The Microsoft Kinect SDK 1.5 also includes a new face tracking module that can track the position and rotation of our heads, and the shapes of our eyes and mouth. It even provides APIs to compute a virtual face mesh, which can be directly rendered in the 3D world. We will also introduce these excellent functionalities in this chapter, although they are not quite related to our planned Fruit Ninja game.
The face tracker API may not be located in the same directory of the Kinect SDK. If you have already installed the Developer Toolkit as discussed in Chapter 1, Getting Started with Kinect, you should be able to locate it at ${FTSDK_DIR}. Here, the environment variable indicates the location of the Kinect Developer Toolkit.
At present, Microsoft Kinect can identify up to six people within the view of the field, but it can only track at most two people in detail at the same time.
The players must stand (or sit) in front of the Kinect device, facing the sensors. If the player shows only a part of his body to the sensors, or wants the sensors to recognize sideways poses, the result may not be accurate, as some part of the skeleton may be in the wrong place, or may jitter back and forth.
Usually, the player is suggested to stand between 0.8 m and 4.0 m away from the device. Kinect for Windows may perform better for near distances because it has a near depth range mode (0.4 m) for use.

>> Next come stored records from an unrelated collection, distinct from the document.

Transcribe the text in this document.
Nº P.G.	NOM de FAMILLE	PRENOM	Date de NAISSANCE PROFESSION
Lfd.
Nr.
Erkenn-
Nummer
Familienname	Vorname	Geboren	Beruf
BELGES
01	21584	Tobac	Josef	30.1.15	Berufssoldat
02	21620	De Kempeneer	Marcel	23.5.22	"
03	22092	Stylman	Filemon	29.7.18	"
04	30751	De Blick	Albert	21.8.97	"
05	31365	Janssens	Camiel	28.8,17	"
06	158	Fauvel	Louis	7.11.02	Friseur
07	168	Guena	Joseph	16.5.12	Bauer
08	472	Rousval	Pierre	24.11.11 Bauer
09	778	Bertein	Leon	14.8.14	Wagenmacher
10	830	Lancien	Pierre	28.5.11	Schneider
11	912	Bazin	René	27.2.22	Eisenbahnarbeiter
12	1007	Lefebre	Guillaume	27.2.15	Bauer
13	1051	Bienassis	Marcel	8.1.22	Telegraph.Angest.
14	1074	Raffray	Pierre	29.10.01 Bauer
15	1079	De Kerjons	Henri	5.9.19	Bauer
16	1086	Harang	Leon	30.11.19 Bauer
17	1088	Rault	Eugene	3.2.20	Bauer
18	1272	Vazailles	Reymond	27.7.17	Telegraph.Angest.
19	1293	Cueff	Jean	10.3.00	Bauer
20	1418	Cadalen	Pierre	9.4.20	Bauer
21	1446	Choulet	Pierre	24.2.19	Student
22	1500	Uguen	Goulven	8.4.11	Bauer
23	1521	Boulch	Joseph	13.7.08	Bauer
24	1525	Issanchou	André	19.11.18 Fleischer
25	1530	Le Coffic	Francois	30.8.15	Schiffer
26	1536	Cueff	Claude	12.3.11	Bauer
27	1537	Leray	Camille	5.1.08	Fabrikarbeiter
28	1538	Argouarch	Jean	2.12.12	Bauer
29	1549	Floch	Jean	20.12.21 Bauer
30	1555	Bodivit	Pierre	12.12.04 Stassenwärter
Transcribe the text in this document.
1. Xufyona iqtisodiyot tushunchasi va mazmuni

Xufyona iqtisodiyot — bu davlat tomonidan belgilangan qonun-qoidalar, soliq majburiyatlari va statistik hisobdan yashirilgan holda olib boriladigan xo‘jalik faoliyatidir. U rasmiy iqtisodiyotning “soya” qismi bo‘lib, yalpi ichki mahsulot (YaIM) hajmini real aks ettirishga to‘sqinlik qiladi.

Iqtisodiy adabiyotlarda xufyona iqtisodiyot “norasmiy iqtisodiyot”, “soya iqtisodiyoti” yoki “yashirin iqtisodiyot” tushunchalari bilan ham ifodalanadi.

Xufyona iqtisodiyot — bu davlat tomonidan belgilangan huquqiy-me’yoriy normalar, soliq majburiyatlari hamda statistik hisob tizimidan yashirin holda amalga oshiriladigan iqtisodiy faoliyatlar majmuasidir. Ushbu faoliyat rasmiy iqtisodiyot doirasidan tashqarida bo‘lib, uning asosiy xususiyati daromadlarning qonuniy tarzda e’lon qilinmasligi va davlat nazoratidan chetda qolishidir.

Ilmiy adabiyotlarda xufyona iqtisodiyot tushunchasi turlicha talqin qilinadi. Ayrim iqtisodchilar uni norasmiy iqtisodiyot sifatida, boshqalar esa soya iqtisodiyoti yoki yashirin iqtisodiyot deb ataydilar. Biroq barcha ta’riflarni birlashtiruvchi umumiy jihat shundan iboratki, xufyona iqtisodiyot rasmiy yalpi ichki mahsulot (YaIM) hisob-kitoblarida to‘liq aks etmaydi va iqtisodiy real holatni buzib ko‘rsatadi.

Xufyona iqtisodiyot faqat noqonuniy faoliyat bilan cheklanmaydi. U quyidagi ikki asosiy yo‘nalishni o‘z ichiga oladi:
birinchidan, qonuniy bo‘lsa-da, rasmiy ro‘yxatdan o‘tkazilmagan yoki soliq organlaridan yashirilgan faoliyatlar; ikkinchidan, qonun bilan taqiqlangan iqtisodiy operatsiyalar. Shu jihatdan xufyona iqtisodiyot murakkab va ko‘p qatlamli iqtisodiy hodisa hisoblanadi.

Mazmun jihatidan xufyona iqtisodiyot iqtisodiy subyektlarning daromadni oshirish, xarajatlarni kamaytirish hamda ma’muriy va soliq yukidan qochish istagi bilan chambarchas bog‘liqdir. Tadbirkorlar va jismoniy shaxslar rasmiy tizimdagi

In every frame, Kinect will calculate a skeleton image for each person in tracking, which includes 20 joints to represent a complete human body. The positions and meanings of these joints can be found in the following figure:
Note
Kinect uses infrared lights to calculate the depth of people and reconstructs the skeleton accordingly. So if you are using multiple Kinect devices for more precise skeleton mapping or other purposes, a different infrared light source (including another Kinect) in the view of the field will interfere with the current device and thus reduce the precision of computation. The interference may be low but we still have to avoid such a problem in practical situations.